Abstract
The Climate Report 2018 for South Tyrol was produced within an internal project of Eurac Research together with the support of other experts from universities, the Research Center of Laimburg and the Province of Bolzano. The main purpose of the report is to communicate the latest scientific evidence on potential consequences of climate change for South Tyrol and analyze options for mitigating greenhouse gas emissions and adapting to the expected impacts of climate change. The goal was achieved by means of a very interdisciplinary approach, since a team of more than 40 researchers of different Eurac institutes spent a year in collecting and analyzing data and exchanging knowledges encompassing a broad spectrum of fields. The final text was edited by the Eurac department of science communication which allowed to effectively disseminate the content to a wide range of public, e.g. decision makers, schools and interested citizens, and to provide to the authorities a scientific document which could be easily consulted to support the local planning.
The 120 pages of the report are structured in four main sections: evidences of climate change and assessment of main greenhouse gas sources for the Province, climate change impacts on natural system, impacts on society, and possible mitigation and adaptation strategies.
The climate change signal was assessed at local scale by exploiting the longest past weather observations and by extracting the downscaled future scenarios relative to different Representative Concentration Pathways (RCP4.5 and RCP8.5) from a bias-corrected ensemble of climate model outputs of Euro-Cordex database. Daily temperature and precipitation series spanning the last 50 years and projected, together with model uncertainty, to 2100 were constructed for the historical weather sites in South Tyrol and used to propose specific climate indicators, such as number of tropical nights or length of growing season, and to evaluate their trends and variability.
Potential climate change impacts were discussed for each of the most meaningful natural components for South Tyrol, i.e. water and snow, biodiversity and natural hazards, such as avalanches and landslides, by exploiting current data, other existing studies and by analyzing the past and future projections of the specific climate indicators, e.g. the mean annual cycle of Adige river catchment runoff to assess possible variations in water availability.

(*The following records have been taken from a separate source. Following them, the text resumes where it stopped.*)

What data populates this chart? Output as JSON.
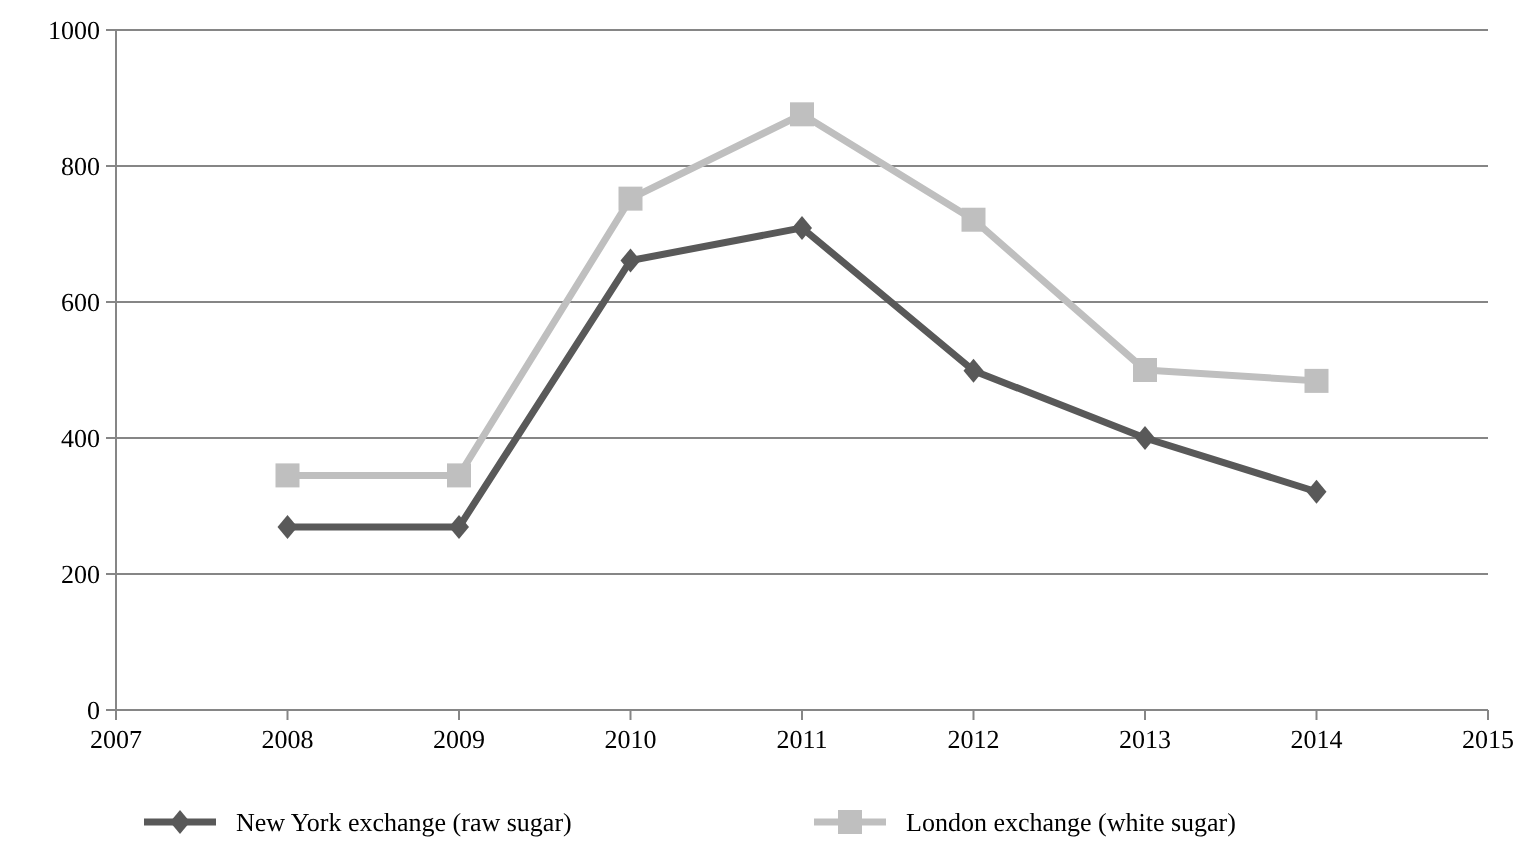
{
  "chart_data": {
    "type": "line",
    "x": [
      2008,
      2009,
      2010,
      2011,
      2012,
      2013,
      2014
    ],
    "xlim": [
      2007,
      2015
    ],
    "xticks": [
      2007,
      2008,
      2009,
      2010,
      2011,
      2012,
      2013,
      2014,
      2015
    ],
    "ylim": [
      0,
      1000
    ],
    "yticks": [
      0,
      200,
      400,
      600,
      800,
      1000
    ],
    "grid": "y",
    "legend": "bottom",
    "series": [
      {
        "name": "New York exchange (raw sugar)",
        "color": "#595959",
        "marker": "diamond",
        "values": [
          269,
          269,
          661,
          709,
          499,
          400,
          321
        ]
      },
      {
        "name": "London exchange (white sugar)",
        "color": "#bfbfbf",
        "marker": "square",
        "values": [
          345,
          345,
          752,
          876,
          721,
          500,
          484
        ]
      }
    ]
  }
}
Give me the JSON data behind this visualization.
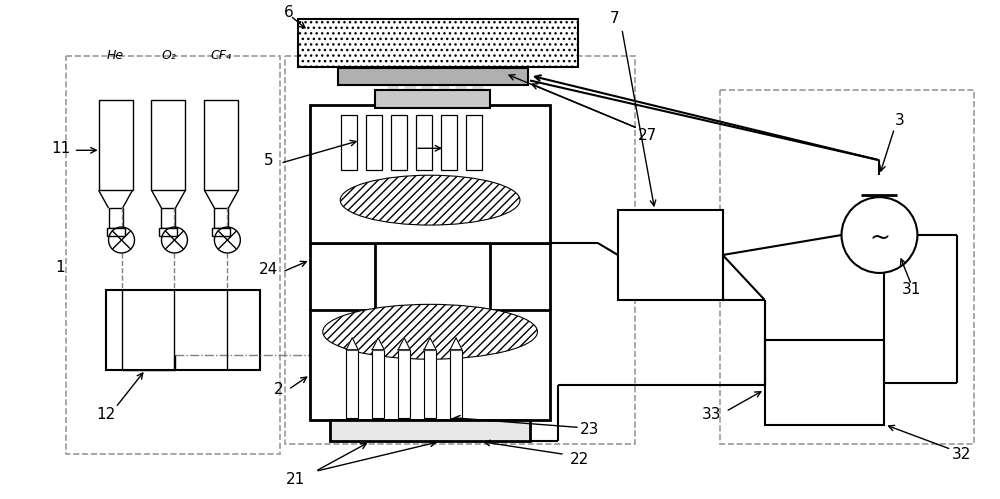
{
  "bg_color": "#ffffff",
  "fig_width": 10.0,
  "fig_height": 4.99,
  "dpi": 100,
  "gas_labels": [
    "He",
    "O₂",
    "CF₄"
  ]
}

By following the same approach, the climate change impacts on society are discussed by individually focusing on the most vulnerable sectors: water management and hydropower production, agriculture and forestry, infrastructures, mountain and urban settlements, tourism and health. The report provides for each sector the currently evident impacts retrieved from observations and indicators, the possible future scenarios and suggests specific mitigation and adaptation measures.
In the closing section, the overview of adopted actions and plans at local, regional and national scales in the framework of climate change allows to highlight the increasing need of more comprehensive and intersectoral strategies in the near future and to suggest possible approaches. In addition, examples of good practices to reduce individual impacts on greenhouse gas emissions are addressed to the large public, e.g. enterprises, schools, researchers and citizens, in order to promote individual awareness and the exchange between scientific community and society.